Но дядя почему-то упрямо делал вид, что не слышит меня. Я пожал плечами и хотел уже отправиться к корням, как внезапно вспомнил, что именно пояс Живульки мелькнул сегодня ночью в темноте нашей Прихожей. Я едва не вскрикнул, когда мне вспомнились и молния, и Холодайка, и непонятный разговор с дядей этой дамы в мужском обличии. И ноги мои сами затормозили на краю обрыва. Неужели Живулька так и не вернулась домой в эту ночь?! Могло ли такое возмутительное событие произойти в нашем тихом краю?

Я вспомнил и то, как насторожилась Холодайка перед тем, как я покинул место моего наблюдений, как она воскликнула, что за ней и Изъедухой подсматривают, и мне стало страшно. А что если великан обнаружил девочку и забрал её себе?

Тогда что с ней? И почему дядя отмачивается? Неужели похищение Живульки происходило в его присутствии и с его согласия?… Я не смел этому поверить!.. Конечно, девчонка никогда мне особо не нравилась, но ведь она была всё-таки моей двоюродной сестрой, дядиной дочерью! Так почему же он до сих пор её не хватился? Не забил тревогу? Или он прекрасно был осведомлён о том, где она сейчас находилась?

Надо ли объяснять, почему в это утро я почти не слушал хрюканья нашего учителя? А когда бесполезные уроки закончились, я решил побывать возле тех деревьев, на которых обычно целыми днями просиживала Живулька.

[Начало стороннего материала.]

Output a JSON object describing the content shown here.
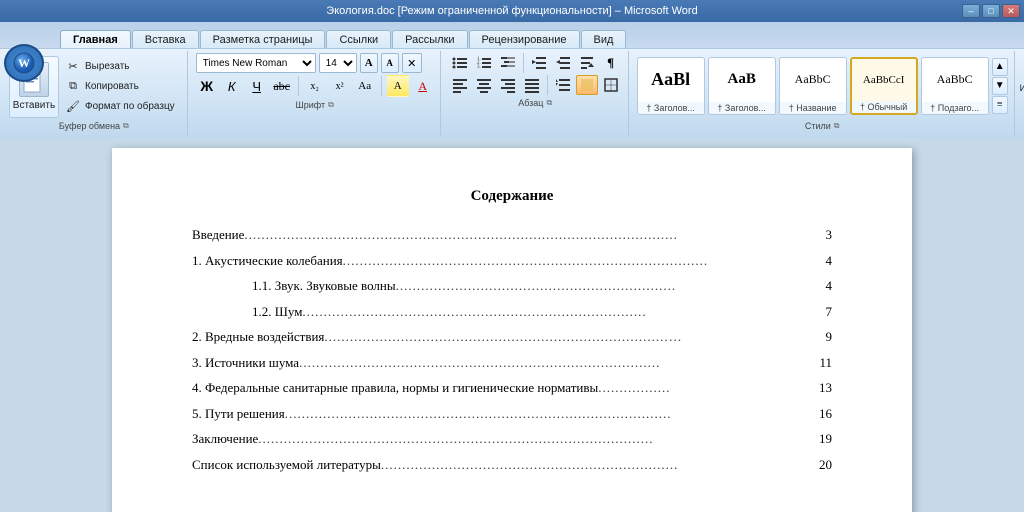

Поймав метеорит, вившийся почти у самой земли, я обуздал его и, раздувая фалды моего школьного сюртука, поднялся на ту нишу в скале, на которую обычно Живулька меня не пускала. “Здесь я играю!” - Упрямо твердила она, прогоняя нас.

Это было довольно большое углубление в меловой, белой горе, склон которой, обращаясь в Центральную долину, шёл совершенно под прямым углом. На пустынной площадке, выкрашенной некогда краской, которая теперь высохла настолько, что шелушилась, стояли два дерева в гигантских кадках, и никого не было вокруг. Сестра не сидела на дереве.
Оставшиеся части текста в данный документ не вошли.